Bestürzt schüttelte er den Kopf. »Wie konnte mir das entgehen?«

»Falls es Sie beruhigt: Auch ich habe eine Weile gebraucht, um zu merken, um wen es sich handelt. Aber ich könnte ihn bitten, mit Ihnen über das weitere Vorgehen zu sprechen. Womöglich können Sie mit ihm etwas vereinbaren, das Ihnen beiden hilft.« Ich bezweifelte sehr, dass Lukas Gefallen an meinem Vorschlag fände, aber er konnte nicht tun, als gäbe es St. Erbin nicht. Vielleicht würde sich etwas Gutes aus dem Ganzen entwickeln.

»Warum sollten Sie das tun?« Die Augen des Reverends wurden schmal. »Was wollen Sie im Gegenzug?«

»Gar nichts. Wenn Sie nicht möchten, dass ich –«

»Doch!« Er ließ den Türrahmen los und straffte sich. »Wenn Sie so ein Treffen arrangieren könnten, wäre ich Ihnen sehr dankbar.«

»Versprechen kann ich nichts, aber versuchen werde ich es.« Ich lächelte und war froh, mit ihm jetzt auf besserem Fuß zu stehen. »Nun ein paar Fragen zu einem anderen Thema.«

Knight runzelte die Stirn. »Ich dachte, Sie wollen nichts im Gegenzug.«

»Stimmt. Diese Fragen würde ich sowieso stellen. Ich ermittle aufgrund einer Anzeige, und Sie können mir helfen.«

Er verschränkte die Finger. Mir war klar, dass er insgeheim froh war zu helfen. Letztlich wollen wir alle hilfreich sein. »Dann schießen Sie los.«

Ich holte tief Luft. »Was wissen Sie über Ghule?«

Reverend Knight zuckte zurück. »Warum fragen Sie das?«, flüsterte er.

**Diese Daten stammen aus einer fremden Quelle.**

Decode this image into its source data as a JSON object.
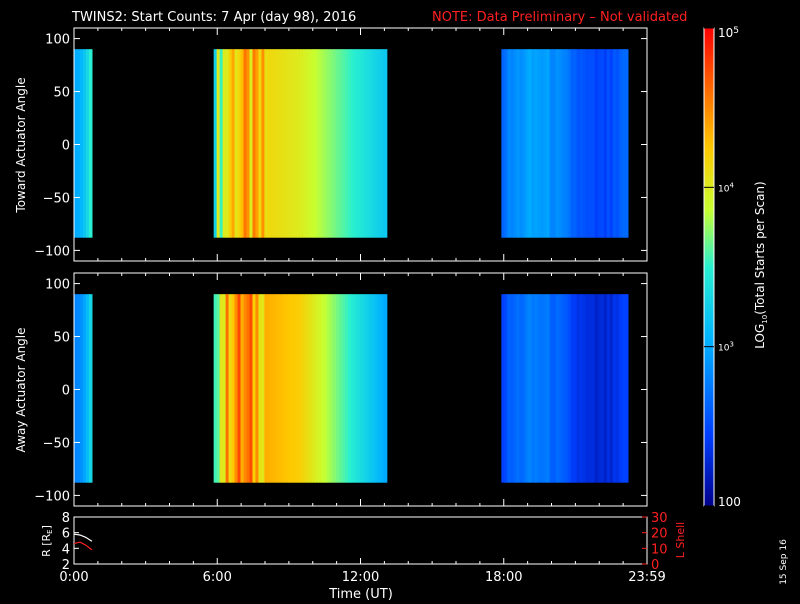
{
  "header": {
    "title": "TWINS2: Start Counts:  7 Apr (day  98), 2016",
    "note": "NOTE: Data Preliminary – Not validated",
    "note_color": "#ff2020"
  },
  "footer": {
    "stamp": "15 Sep 16"
  },
  "chart_data": [
    {
      "type": "heatmap",
      "panel": "toward",
      "ylabel": "Toward Actuator Angle",
      "ylim": [
        -110,
        110
      ],
      "yticks": [
        "100",
        "50",
        "0",
        "−50",
        "−100"
      ],
      "xlim_hours": [
        0,
        24
      ],
      "data_blocks_hours": [
        [
          0,
          0.75
        ],
        [
          5.85,
          13.1
        ],
        [
          17.9,
          23.2
        ]
      ],
      "angle_range": [
        -88,
        90
      ],
      "levels_log10": {
        "block1": 3.0,
        "block2_edge": 3.6,
        "block2_core": 4.3,
        "block2_right": 3.2,
        "block3": 2.7
      }
    },
    {
      "type": "heatmap",
      "panel": "away",
      "ylabel": "Away Actuator Angle",
      "ylim": [
        -110,
        110
      ],
      "yticks": [
        "100",
        "50",
        "0",
        "−50",
        "−100"
      ],
      "xlim_hours": [
        0,
        24
      ],
      "data_blocks_hours": [
        [
          0,
          0.75
        ],
        [
          5.85,
          13.1
        ],
        [
          17.9,
          23.2
        ]
      ],
      "angle_range": [
        -88,
        90
      ],
      "levels_log10": {
        "block1": 2.8,
        "block2_edge": 3.8,
        "block2_core": 4.5,
        "block2_right": 3.0,
        "block3": 2.5
      }
    },
    {
      "type": "line",
      "panel": "orbit",
      "ylabel_left": "R [R",
      "ylabel_left_sub": "E",
      "ylabel_left_end": "]",
      "ylabel_right": "L Shell",
      "yticks_left": [
        "8",
        "6",
        "4",
        "2"
      ],
      "yticks_right": [
        "30",
        "20",
        "10",
        "0"
      ],
      "ylim_left": [
        2,
        8
      ],
      "ylim_right": [
        0,
        30
      ],
      "xlabel": "Time (UT)",
      "xticks": [
        "0:00",
        "6:00",
        "12:00",
        "18:00",
        "23:59"
      ],
      "series": [
        {
          "color": "#ffffff",
          "x": [
            0.0,
            0.25,
            0.5,
            0.75
          ],
          "y": [
            5.8,
            5.7,
            5.4,
            4.9
          ]
        },
        {
          "color": "#ff2020",
          "x": [
            0.0,
            0.25,
            0.5,
            0.75
          ],
          "y": [
            13.0,
            14.0,
            12.0,
            9.0
          ]
        }
      ]
    }
  ],
  "colorbar": {
    "label": "LOG",
    "label_sub": "10",
    "label_end": "(Total Starts per Scan)",
    "scale": "log",
    "range": [
      100,
      100000
    ],
    "ticks": [
      {
        "base": "10",
        "exp": "5",
        "value_log10": 5
      },
      {
        "base": "10",
        "exp": "4",
        "value_log10": 4
      },
      {
        "base": "10",
        "exp": "3",
        "value_log10": 3
      },
      {
        "base": "100",
        "exp": "",
        "value_log10": 2
      }
    ]
  }
}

Seine Miene verriet, dass er genau wusste, weshalb ich fragte. »Hier sollte kürzlich jemand exhumiert werden.«

Knight sank in sich zusammen. »Ja. Julian Clarke. Armer Junge.«

»Haben Sie ihn beerdigt?«

»Nein, mein Vorgänger.«

»Und Sie haben keinen Grund zu der Annahme, dass Julians Leiche bei der Beisetzung nicht im Sarg lag?«

»Nein.« Er sprach so leise, dass ich ihn kaum verstehen konnte. »Die Clarkes wurden … sehr laut, als sie merkten, dass der Sarg leer war. Ich wollte sie davon abhalten, die Exhumierung fortzusetzen. Der Friedhof hat seit Jahrzehnten, womöglich Jahrhunderten, Probleme mit Ghulen. Dazu darf ich nur etwas sagen, wenn ich ausdrücklich danach gefragt werde. Falls die Ghule sich hier nicht ernähren können, ziehen sie weiter. Die Kirche meint, es sei besser, sie in einem Gebiet konzentriert zu wissen. Körper sind schließlich bloße Gefäße – uns geht es um die Seelen, die darin wohnen.«

Ich hatte den Eindruck, dass er nachplapperte, was ihm gesagt worden war, aber es war nicht meine Aufgabe, seine Glaubensvorstellungen oder die Praktiken der Kirche infrage zu stellen. »Wie gehen die Ghule vor?«

Knight warf mir einen unheilvollen Blick zu. »Nicht nur, dass Sie im Supes-Squad arbeiten: Bestimmt gehören Sie auch zu den Übernatürlichen. Wissen Sie all diese Dinge nicht längst?«

»Ich bin neu«, erwiderte ich mit ausgebreiteten Armen, »und weiß praktisch nichts. Klären Sie mich auf, Reverend. Und lassen Sie nichts aus.«

Er seufzte verwirrt. »Da gibt’s wenig zu sagen. Meines Wissens gibt es in London nur eine Handvoll Ghule. Sie leben unter Tage zwischen Soho und Lisson Grove mit anderen Übernatürlichen zusammen, die weder Vampire noch Werwölfe sind, und ernähren sich von Leichen. Im Schnitt braucht ein Ghul mindestens einen Toten pro Jahr zum Überleben. Sie wühlen sich von unten an frische Särge heran und …« Er verstummte.

»Schmausen?«

Knight nickte. »Dass es wieder so weit war, verraten kleine Erdhaufen, die Maulwurfshügeln ähneln.« Er schluckte, und sein Adamsapfel hüpfte nervös auf und ab. »Seit ich hier im Amt bin, ist das zweimal passiert.« Er wirkte beschämt.